Extraire de plus en plus de tout

Ni le poids du secteur tertiaire dans une économie donnée, ni la technologisation de nos occupations quotidiennes ne signifient que l’économie mondiale s’élève au-dessus de la matière. Un email parvient peut-être en une dizaine de secondes à l’autre bout du monde, mais à la différence d’un pigeon voyageur ou d’un postier à pied ou à cheval, il le fait grâce à des infrastructures et des machines complexes, impossibles à édifier et à maintenir sans apports considérables de matières premières et d’énergie. Tel un coiffeur ne pouvant travailler sans ciseaux, les bourses fermeraient et Internet se figerait sans les serveurs, les antennes-relais et les câbles transocéaniques en fibres optiques (en verre, certes, mais aussi faites de bore et de métaux rares comme le germanium), sans les data centers et leurs milliers d’ordinateurs, eux-mêmes inconcevables sans les métaux (aluminium, plomb, or, zinc, nickel, étain, argent, fer, platine, palladium, mercure, cobalt, antimoine, arsenic, baryum, béryllium, cadmium, chrome, hafnium, indium…), sans l’eau et sans les combustibles nécessaires à leur fabrication, sans l’électricité qui les fait fonctionner. Les technologies de l’information et de la communication, la finance (avec ses serveurs et ses câbles de transmission dédiés) et plus généralement la grande majorité des « services » produits à l’échelle industrielle (qui nécessitent de nombreux supports physiques) sont arrimées aux ressources naturelles de la même façon que l’industrie lourde. Les performances dématérialisatrices de tel ou tel pays (généralement occidental) masquent le plus souvent la délocalisation des industries gourmandes en ressources dans des pays tiers (généralement du Sud). Enfin, le déploiement à grande échelle des technologies supposément « vertes », qui cristallise tous les espoirs, ne fera, dans le meilleur des cas, que déplacer la pression extractive sur de nouvelles ressources : les méga-parcs éoliens, les méga-stations solaires, les méga-centrales géothermiques ou à biomasse, les centrales nucléaires, les installations industrielles permettant de capter et de stocker le CO2 ou de recycler les matières usagées (moyennant de gros volumes d’énergie), les dispositifs d’efficacité énergétique dans le secteur du bâtiment (qui reposent sur l’électronique et donc sur des métaux), etc., ne sauront être conçus et répliqués en masse par la seule force du Saint-Esprit.
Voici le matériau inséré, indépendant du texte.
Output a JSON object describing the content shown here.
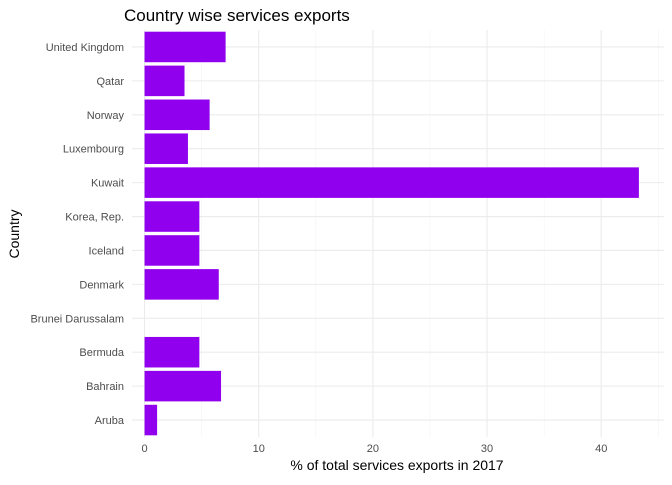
{
  "chart_data": {
    "type": "bar",
    "orientation": "horizontal",
    "title": "Country wise services exports",
    "xlabel": "% of total services exports in 2017",
    "ylabel": "Country",
    "categories": [
      "Aruba",
      "Bahrain",
      "Bermuda",
      "Brunei Darussalam",
      "Denmark",
      "Iceland",
      "Korea, Rep.",
      "Kuwait",
      "Luxembourg",
      "Norway",
      "Qatar",
      "United Kingdom"
    ],
    "values": [
      1.1,
      6.7,
      4.8,
      null,
      6.5,
      4.8,
      4.8,
      43.3,
      3.8,
      5.7,
      3.5,
      7.1
    ],
    "xlim": [
      -1.1,
      45.5
    ],
    "xticks": [
      0,
      10,
      20,
      30,
      40
    ],
    "xtick_labels": [
      "0",
      "10",
      "20",
      "30",
      "40"
    ],
    "bar_color": "#9000ee",
    "grid": true,
    "legend": "none"
  }
}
« Les matières premières sont essentielles au fonctionnement durable des sociétés modernes », proclame une communication de la Commission européenne4, contredisant les chantres de la dématérialisation. L’affirmation est cette fois-ci ingénument juste : non seulement les nouvelles technologies « durables » sont elles aussi étroitement dépendantes des prélèvements sur la nature, mais c’est effectivement en accroissant sans cesse ces prélèvements que lesdites sociétés modernes – industrielles et marchandes – se maintiennent dans la durée. Sans extraire de plus en plus de tout, il serait impossible de produire de plus en plus de marchandises ni de raccourcir continuellement les cycles de leur obsolescence pour pouvoir produire et consommer de nouveau. Notre niveau de vie ne pourrait pas être réduit à un panier de produits, et notre temps vendu dans le seul but de le remplir. L’intense activité messianique inscrite dans la doctrine du « développement » a assuré à ce modèle une diffusion planétaire. Tout en garantissant la soumission durable de vastes territoires des pays à développer aux vicissitudes du marché des matières premières, elle a aussi enseigné à leurs habitants les besoins créés pour vendre. Des télévisions trônent aujourd’hui au centre des maisons faites de tôle, des téléphones portables « intelligents » pendent au cou de ceux qui peinent à se nourrir, des maillots aux couleurs d’équipes sportives internationales habillent des enfants qui mendient dans la rue.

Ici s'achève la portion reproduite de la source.